Draghi, dunque, ago imprescindibile della tenuta della legislatura, e nella mischia ricompare il Cavalier Pompetta Berlusconi che, nonostante le stimmate dell’impresentabilità per le condanne definitive per evasione fiscale, si sta ritagliando con la proverbiale astuzia il ritratto di Padre della Patria, strizzando l’occhio perfino agli odiati fuoriusciti ex grillini, benedicendo il reddito di cittadinanza, identificandosi nell’area moderata europeista trasversale.

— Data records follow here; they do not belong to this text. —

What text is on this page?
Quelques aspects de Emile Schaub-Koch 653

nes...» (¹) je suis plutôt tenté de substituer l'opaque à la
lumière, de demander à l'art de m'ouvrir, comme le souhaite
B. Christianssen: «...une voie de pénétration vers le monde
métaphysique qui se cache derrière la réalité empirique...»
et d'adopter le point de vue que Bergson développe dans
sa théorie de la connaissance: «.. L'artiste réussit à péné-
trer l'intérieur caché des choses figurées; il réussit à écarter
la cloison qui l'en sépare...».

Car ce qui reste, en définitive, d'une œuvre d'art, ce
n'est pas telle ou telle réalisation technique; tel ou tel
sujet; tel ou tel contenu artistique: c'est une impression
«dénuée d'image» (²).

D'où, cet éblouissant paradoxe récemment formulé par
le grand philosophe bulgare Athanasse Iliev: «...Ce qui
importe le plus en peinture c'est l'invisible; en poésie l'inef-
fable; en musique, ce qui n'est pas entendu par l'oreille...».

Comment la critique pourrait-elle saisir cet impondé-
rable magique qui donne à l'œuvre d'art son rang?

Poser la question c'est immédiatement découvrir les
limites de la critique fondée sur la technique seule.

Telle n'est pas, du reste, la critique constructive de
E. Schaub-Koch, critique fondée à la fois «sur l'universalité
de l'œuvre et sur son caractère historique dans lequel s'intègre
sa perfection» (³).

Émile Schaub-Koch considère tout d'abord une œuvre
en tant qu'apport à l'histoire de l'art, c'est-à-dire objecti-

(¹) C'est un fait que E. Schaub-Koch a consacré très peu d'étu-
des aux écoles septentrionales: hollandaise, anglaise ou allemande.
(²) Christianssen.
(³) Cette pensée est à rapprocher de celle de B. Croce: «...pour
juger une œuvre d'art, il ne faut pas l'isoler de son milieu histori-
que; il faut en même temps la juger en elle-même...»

Ciò che fino a pochi mesi fa sembrava l’ultima gag di un attempato impresario televisivo, pare ore una operazione non impossibile: dei 505 voti necessari per salire al Colle, il centrodestra che “dovrebbe” sostenerlo compatto, ne conta 480 e il Cavaliere che ha sempre goduto di ottimi metodi di persuasione sarebbe a caccia di circa 50 voti (per mettersi al riparo dai traditori), soprattutto nel gruppo misto, mai così folto come in questa legislatura.
Da qui la denuncia di Letta di telefonate partite da Arcore, anche ad esponenti PD, con promesse di ricandidature sicure alle prossime elezioni, uno di quegli argomenti che fa sempre presa sui Parlamentari.
Mentre la scheggia Berlusconi mina e divide il teatrino, il melodramma si concretizza nella totale mancanza di un nome non di schieramento, di alto profilo, che soprattutto sia gradito a Bruxelles e che metta d’accordo la maggioranza.
Un inedito assoluto, neanche le elezioni del ’92 nel pieno di tangentopoli e delle stragi di mafia, e che portarono al soglio Quirinale il mai troppo amato Scalfaro, ebbero un prequel così incerto e mediocre.
Di conseguenza nelle ultime ore, nel riserbo dovuto, i “leader” (?) della maggioranza hanno ripreso a tirare per la giacca il garante Mattarella: restare almeno per un anno, almeno fino al compimento del progetto Draghi, almeno fino alle pensioni dei peones parlamentari.
Insomma ancora una volta, la situazione è tragica ma non è seria.